High fatality. Anticholinergic (hot, dry, tachycardia, mydriasis, retention, fits! Na+ blocking effects (arrhythmia, long QRS and QT). Alpha adrenoreceptor antagonism (hypotension). NEED ECG! BROAD QRS.

  1. Charcoal in an hour.
  2. MDAC may help.
  3. Arrhythmias; more likely if low pH (<7.4) so give NaHCO3 (helps pH and Na+). Give for acidosis, wide QRS, arrhythmias. Correct K+. May need DC cardioversion. Do not use antiarrhythmics.
  4. Fits; can cause hypoxia and arrhythmias so give diazepam or lorazepam.
27
Q

Fe poisoning?

A

Corrosive. Early = vague GI, bloody diarrhoea. Delayed = black offensive stools, drowsiness, coma, fits, circ. collapse. Late is acute liver necrosis and renal failure. Very late is gastric strictures. Must establish dose of elemental iron; do level after 4 hours then repeat after 2-3.

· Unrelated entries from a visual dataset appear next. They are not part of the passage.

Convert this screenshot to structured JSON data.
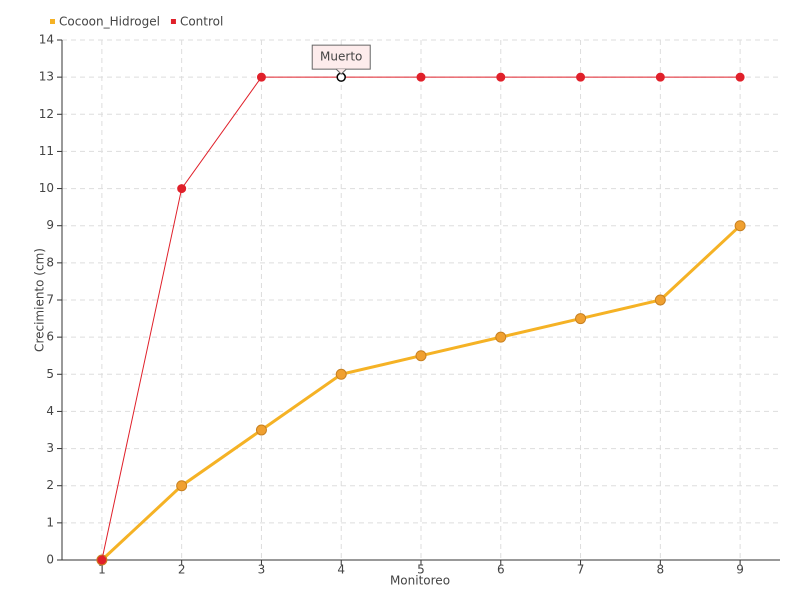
{
  "chart_data": {
    "type": "line",
    "x": [
      1,
      2,
      3,
      4,
      5,
      6,
      7,
      8,
      9
    ],
    "series": [
      {
        "name": "Cocoon_Hidrogel",
        "color": "#f5b225",
        "values": [
          0,
          2,
          3.5,
          5,
          5.5,
          6,
          6.5,
          7,
          9
        ]
      },
      {
        "name": "Control",
        "color": "#e0202a",
        "values": [
          0,
          10,
          13,
          13,
          13,
          13,
          13,
          13,
          13
        ]
      }
    ],
    "x_label": "Monitoreo",
    "y_label": "Crecimiento (cm)",
    "xlim": [
      0.5,
      9.5
    ],
    "xticks": [
      1,
      2,
      3,
      4,
      5,
      6,
      7,
      8,
      9
    ],
    "ylim": [
      0,
      14
    ],
    "yticks": [
      0,
      1,
      2,
      3,
      4,
      5,
      6,
      7,
      8,
      9,
      10,
      11,
      12,
      13,
      14
    ],
    "grid": true,
    "legend": "top-left",
    "annotation": "Muerto"
  }
}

  1. Gastric lavage if large (charcoal ineffective).
  2. Desferrioxamine (chelates iron, chelate excreted in urine (red)). Can cause hypotension and pulmonary oedema, contraindicated in renal failure. Used in severe toxicity.
  3. Supportive. Treat acidosis, fluids, fits, vomiting, RRT.
28
Q

Benzodiazepine OD?

A

Drowsiness, ataxia, dysarthria, nystagmus, resp depression. Potentiates other CNS depressants (alcohol, opiates). Quite low risk in isolation.

  1. Activated charcoal generally not recommended; can be used in mixed overdose.
  2. Can use flumazenil (competitive antagonist). Contraindicated if have taken substances that promotes seizures, have tachycardia, wide QRS i.e. anticholinergic signs, or history of seizures.
  3. Benzos have large Vd so haemodialysis not very helpful.
29
Q

Organophosphate poisoning?

A

Absorbed through skin, bronchi, gut. Inhibit cholinesterase so prolongs ACh effect. Headache, bradycardia, muscle weakness, miosis, hypersalivation, coma, convulsions, hyperglycaemia and glycosyuria.

  1. ABC, clear airway of secretions.
  2. Can do lavage if airway protected.
  3. Antidote; give atropine until skin flushed and drug, pupils dilate, brachycardia stopped.
  4. Give pralidoxime as adjunct in moderate/severe.